« Les premières images de camps m’ont tellement traumatisé », se souvient le dessinateur. « C’est immontrable. Surtout en BD. Avec Spirou, on reste dans l’univers des enfants. »
Tous les moyens sont bons pour enseigner la Shoah aux enfants. Spirou a été mobilisé, Tintin ne le sera pas, car la série n’a pas été reprise, Hergé étant mort sans héritier graphique. En revanche, on peut avoir un Astérix & Obélix contre la Shoah, ou contre les nazis, car la collection continue de grandir, tout en se dépréciant. De la même façon, on a déjà eu un Lucky Luke consacré à la Terre promise.
Voici maintenant l’interview de Bravo, l’auteur du Spirou antinazi.
– La Rédaction d’E&R –
Le dessinateur Emile Bravo poursuit la publication de Spirou – L’Espoir Malgré tout, fresque qui permet au jeune lectorat de découvrir une page d’histoire essentielle, sans cesse remise en question par des négationnistes.
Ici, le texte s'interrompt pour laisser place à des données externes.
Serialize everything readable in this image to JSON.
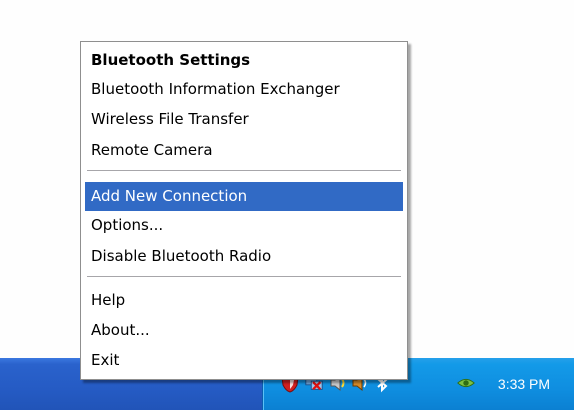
{
  "menu": {
    "items": [
      {
        "label": "Bluetooth Settings"
      },
      {
        "label": "Bluetooth Information Exchanger"
      },
      {
        "label": "Wireless File Transfer"
      },
      {
        "label": "Remote Camera"
      },
      {
        "label": "Add New Connection"
      },
      {
        "label": "Options..."
      },
      {
        "label": "Disable Bluetooth Radio"
      },
      {
        "label": "Help"
      },
      {
        "label": "About..."
      },
      {
        "label": "Exit"
      }
    ],
    "selected_label": "Add New Connection"
  },
  "taskbar": {
    "clock": "3:33 PM",
    "tray_icons": [
      "shield-icon",
      "network-disconnected-icon",
      "speaker-icon",
      "speaker-volume-icon",
      "bluetooth-icon",
      "display-icon"
    ]
  },
  "colors": {
    "selection": "#316ac5",
    "taskbar": "#255bc4",
    "tray": "#0f8ee0"
  }
}
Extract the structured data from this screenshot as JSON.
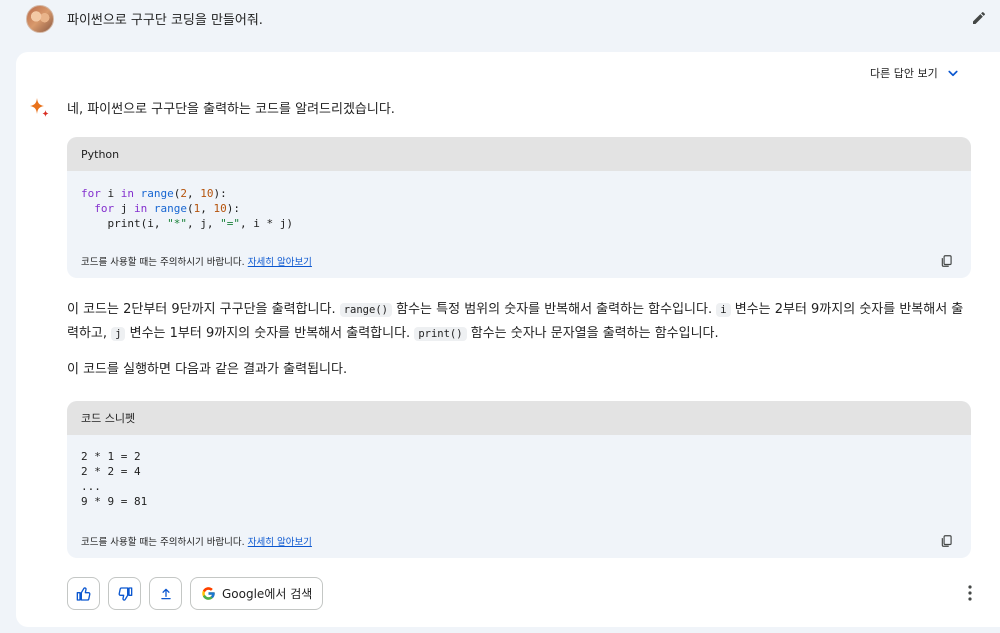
{
  "prompt": {
    "text": "파이썬으로 구구단 코딩을 만들어줘."
  },
  "answer": {
    "other_drafts_label": "다른 답안 보기",
    "intro": "네, 파이썬으로 구구단을 출력하는 코드를 알려드리겠습니다.",
    "code1": {
      "language": "Python",
      "lines": [
        [
          "for",
          " i ",
          "in",
          " ",
          "range",
          "(",
          "2",
          ", ",
          "10",
          "):"
        ],
        [
          "  for",
          " j ",
          "in",
          " ",
          "range",
          "(",
          "1",
          ", ",
          "10",
          "):"
        ]
      ],
      "line3_prefix": "    print(i, ",
      "line3_str1": "\"*\"",
      "line3_mid": ", j, ",
      "line3_str2": "\"=\"",
      "line3_end": ", i * j)"
    },
    "code_footer": "코드를 사용할 때는 주의하시기 바랍니다.",
    "learn_more": "자세히 알아보기",
    "para1": {
      "a": "이 코드는 2단부터 9단까지 구구단을 출력합니다.",
      "code_range": "range()",
      "b": "함수는 특정 범위의 숫자를 반복해서 출력하는 함수입니다.",
      "code_i": "i",
      "c": "변수는 2부터 9까지의 숫자를 반복해서 출력하고,",
      "code_j": "j",
      "d": "변수는 1부터 9까지의 숫자를 반복해서 출력합니다.",
      "code_print": "print()",
      "e": "함수는 숫자나 문자열을 출력하는 함수입니다."
    },
    "para2": "이 코드를 실행하면 다음과 같은 결과가 출력됩니다.",
    "code2": {
      "title": "코드 스니펫",
      "output": "2 * 1 = 2\n2 * 2 = 4\n...\n9 * 9 = 81"
    },
    "google_search_label": "Google에서 검색"
  },
  "icons": {
    "edit": "pencil-icon",
    "chevron": "chevron-down-icon",
    "spark": "gemini-spark-icon",
    "copy": "copy-icon",
    "like": "thumbs-up-icon",
    "dislike": "thumbs-down-icon",
    "share": "share-icon",
    "google": "google-g-icon",
    "more": "more-vert-icon"
  },
  "colors": {
    "accent": "#0b57d0",
    "background": "#f0f4f9",
    "code_keyword": "#8430ce",
    "code_function": "#1967d2",
    "code_number": "#b5530b",
    "code_string": "#188038"
  }
}
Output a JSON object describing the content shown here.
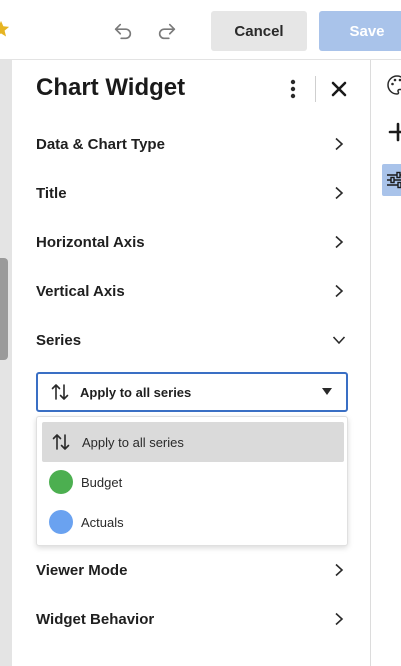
{
  "toolbar": {
    "cancel_label": "Cancel",
    "save_label": "Save",
    "icons": [
      "star-icon",
      "undo-icon",
      "redo-icon"
    ]
  },
  "panel": {
    "title": "Chart Widget",
    "sections": [
      {
        "label": "Data & Chart Type",
        "state": "collapsed"
      },
      {
        "label": "Title",
        "state": "collapsed"
      },
      {
        "label": "Horizontal Axis",
        "state": "collapsed"
      },
      {
        "label": "Vertical Axis",
        "state": "collapsed"
      },
      {
        "label": "Series",
        "state": "expanded"
      },
      {
        "label": "Viewer Mode",
        "state": "collapsed"
      },
      {
        "label": "Widget Behavior",
        "state": "collapsed"
      }
    ],
    "series_select": {
      "value": "Apply to all series",
      "options": [
        {
          "label": "Apply to all series",
          "icon": "sort-icon",
          "selected": true
        },
        {
          "label": "Budget",
          "color": "#4caf50"
        },
        {
          "label": "Actuals",
          "color": "#6aa2f0"
        }
      ]
    }
  },
  "colors": {
    "accent": "#3a6fc4",
    "save_disabled": "#a9c3ea",
    "cancel_bg": "#e6e6e6"
  }
}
Comment raconter la Shoah aux jeunes alors que ses survivants meurent un à un et que le discours négationniste occupe de plus en plus de place dans l’espace public ? Il y a trente ans, ils auraient lu Maus d’Art Spiegelman. En 2021, ils peuvent lire Spirou – L’Espoir Malgré tout d’Émile Bravo, qui confronte le célèbre groom à l’occupation nazie en Belgique pendant la Seconde Guerre mondiale.
« Si ça peut apporter quelque chose aux enfants, c’est le but », insiste le dessinateur, qui destine son œuvre au plus large public possible et dès huit ans, « du moment où on comprend le monde où on vit ».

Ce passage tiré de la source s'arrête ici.